There was a simple beauty to the way the thin layer of ice had formed crystals on items set up on the back lot at the auction house. As I strode through the assemblage of stuff, I stopped every so often to just take them in.
The gentle rays of the sun was cutting across the field, but not with enough heat to melt the tiny formations.
Two lamps had been left out in the field, the overnight moisture covering them like a thin layer of transparent paint. (I’d be much too afraid to plug them into any outlet.) A set of opaque bowls and a circular towel holder had turned a soft white. On an outside ledge near where furniture was stored on a roofed ramp, two antique desks were coated with frost.

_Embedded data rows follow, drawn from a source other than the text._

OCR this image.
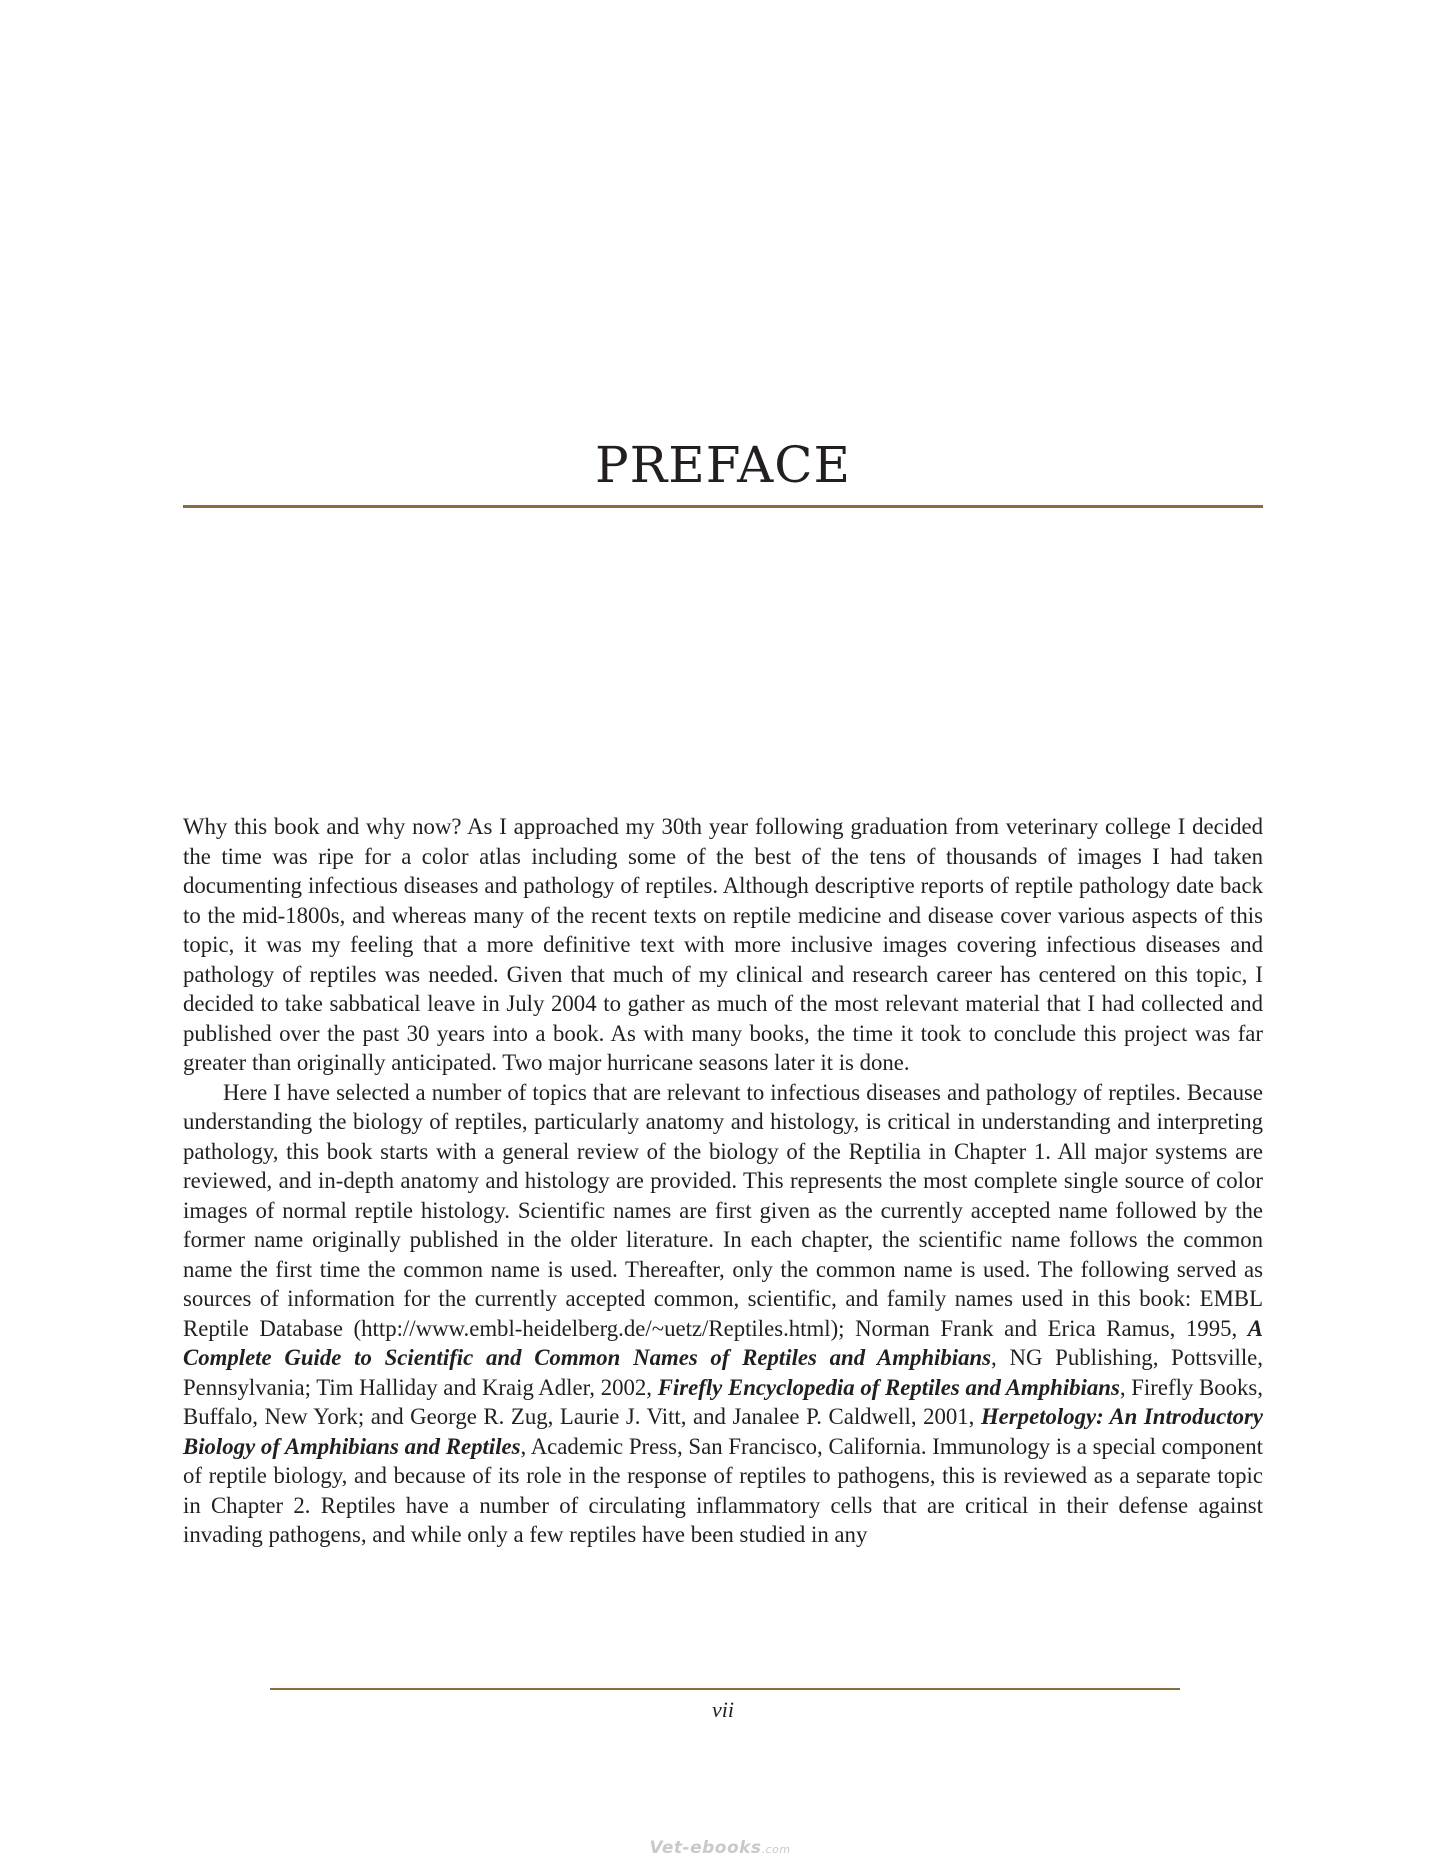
PREFACE

Why this book and why now? As I approached my 30th year following graduation from veterinary college I decided the time was ripe for a color atlas including some of the best of the tens of thousands of images I had taken documenting infectious diseases and pathology of reptiles. Although descriptive reports of reptile pathology date back to the mid-1800s, and whereas many of the recent texts on reptile medicine and disease cover various aspects of this topic, it was my feeling that a more definitive text with more inclusive images covering infectious diseases and pathology of reptiles was needed. Given that much of my clinical and research career has centered on this topic, I decided to take sabbatical leave in July 2004 to gather as much of the most relevant material that I had collected and published over the past 30 years into a book. As with many books, the time it took to conclude this project was far greater than originally anticipated. Two major hurricane seasons later it is done.

Here I have selected a number of topics that are relevant to infectious diseases and pathology of reptiles. Because understanding the biology of reptiles, particularly anatomy and histology, is critical in understanding and interpreting pathology, this book starts with a general review of the biology of the Reptilia in Chapter 1. All major systems are reviewed, and in-depth anatomy and histology are provided. This represents the most complete single source of color images of normal reptile histology. Scientific names are first given as the currently accepted name followed by the former name originally published in the older literature. In each chapter, the scientific name follows the common name the first time the common name is used. Thereafter, only the common name is used. The following served as sources of information for the currently accepted common, scientific, and family names used in this book: EMBL Reptile Database (http://www.embl-heidelberg.de/~uetz/Reptiles.html); Norman Frank and Erica Ramus, 1995, A Complete Guide to Scientific and Common Names of Reptiles and Amphibians, NG Publishing, Pottsville, Pennsylvania; Tim Halliday and Kraig Adler, 2002, Firefly Encyclopedia of Reptiles and Amphibians, Firefly Books, Buffalo, New York; and George R. Zug, Laurie J. Vitt, and Janalee P. Caldwell, 2001, Herpetology: An Introductory Biology of Amphibians and Reptiles, Academic Press, San Francisco, California. Immunology is a special component of reptile biology, and because of its role in the response of reptiles to pathogens, this is reviewed as a separate topic in Chapter 2. Reptiles have a number of circulating inflammatory cells that are critical in their defense against invading pathogens, and while only a few reptiles have been studied in any

vii
Vet-ebooks.com
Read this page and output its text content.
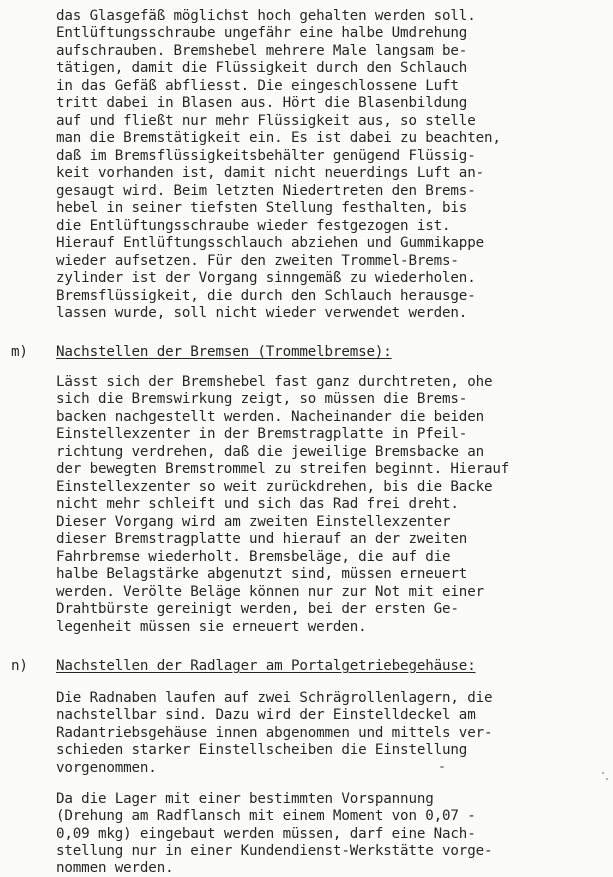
das Glasgefäß möglichst hoch gehalten werden soll.
Entlüftungsschraube ungefähr eine halbe Umdrehung
aufschrauben. Bremshebel mehrere Male langsam be-
tätigen, damit die Flüssigkeit durch den Schlauch
in das Gefäß abfliesst. Die eingeschlossene Luft
tritt dabei in Blasen aus. Hört die Blasenbildung
auf und fließt nur mehr Flüssigkeit aus, so stelle
man die Bremstätigkeit ein. Es ist dabei zu beachten,
daß im Bremsflüssigkeitsbehälter genügend Flüssig-
keit vorhanden ist, damit nicht neuerdings Luft an-
gesaugt wird. Beim letzten Niedertreten den Brems-
hebel in seiner tiefsten Stellung festhalten, bis
die Entlüftungsschraube wieder festgezogen ist.
Hierauf Entlüftungsschlauch abziehen und Gummikappe
wieder aufsetzen. Für den zweiten Trommel-Brems-
zylinder ist der Vorgang sinngemäß zu wiederholen.
Bremsflüssigkeit, die durch den Schlauch herausge-
lassen wurde, soll nicht wieder verwendet werden.
m) Nachstellen der Bremsen (Trommelbremse):
Lässt sich der Bremshebel fast ganz durchtreten, ohe
sich die Bremswirkung zeigt, so müssen die Brems-
backen nachgestellt werden. Nacheinander die beiden
Einstellexzenter in der Bremstragplatte in Pfeil-
richtung verdrehen, daß die jeweilige Bremsbacke an
der bewegten Bremstrommel zu streifen beginnt. Hierauf
Einstellexzenter so weit zurückdrehen, bis die Backe
nicht mehr schleift und sich das Rad frei dreht.
Dieser Vorgang wird am zweiten Einstellexzenter
dieser Bremstragplatte und hierauf an der zweiten
Fahrbremse wiederholt. Bremsbeläge, die auf die
halbe Belagstärke abgenutzt sind, müssen erneuert
werden. Verölte Beläge können nur zur Not mit einer
Drahtbürste gereinigt werden, bei der ersten Ge-
legenheit müssen sie erneuert werden.
n) Nachstellen der Radlager am Portalgetriebegehäuse:
Die Radnaben laufen auf zwei Schrägrollenlagern, die
nachstellbar sind. Dazu wird der Einstelldeckel am
Radantriebsgehäuse innen abgenommen und mittels ver-
schieden starker Einstellscheiben die Einstellung
vorgenommen.
Da die Lager mit einer bestimmten Vorspannung
(Drehung am Radflansch mit einem Moment von 0,07 -
0,09 mkg) eingebaut werden müssen, darf eine Nach-
stellung nur in einer Kundendienst-Werkstätte vorge-
nommen werden.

The most ironic item was an ice machine on whose surface nature had made its own ice.
Seeing items left outside at an auction house was nothing new for me. They have so much stuff to sell that some of it – not the good stuff, though – ends up outside and uncovered in all kinds of weather. It gets snowed on, rained on or faded under a hot summer sun. Years ago, I went to an auction where boxes and boxes of women’s shoes had been left out in the rain and were soaked.
One of my regular auction houses solved the problem by constructing a metal building to hold its furniture; in the past, the furniture was stored in a roofed building with no sides. Its box-lot items are covered with a roof.
Even the auction house with the iced items covers a small space on the back lot, a makeshift enclosure that on this day held only a few boxes. On the ground was a large puddle of water along one aisle.
Many of the items not covered were likely useable once the midday sun had melted the ice or the new owner had wiped it away (yes, all would be sold).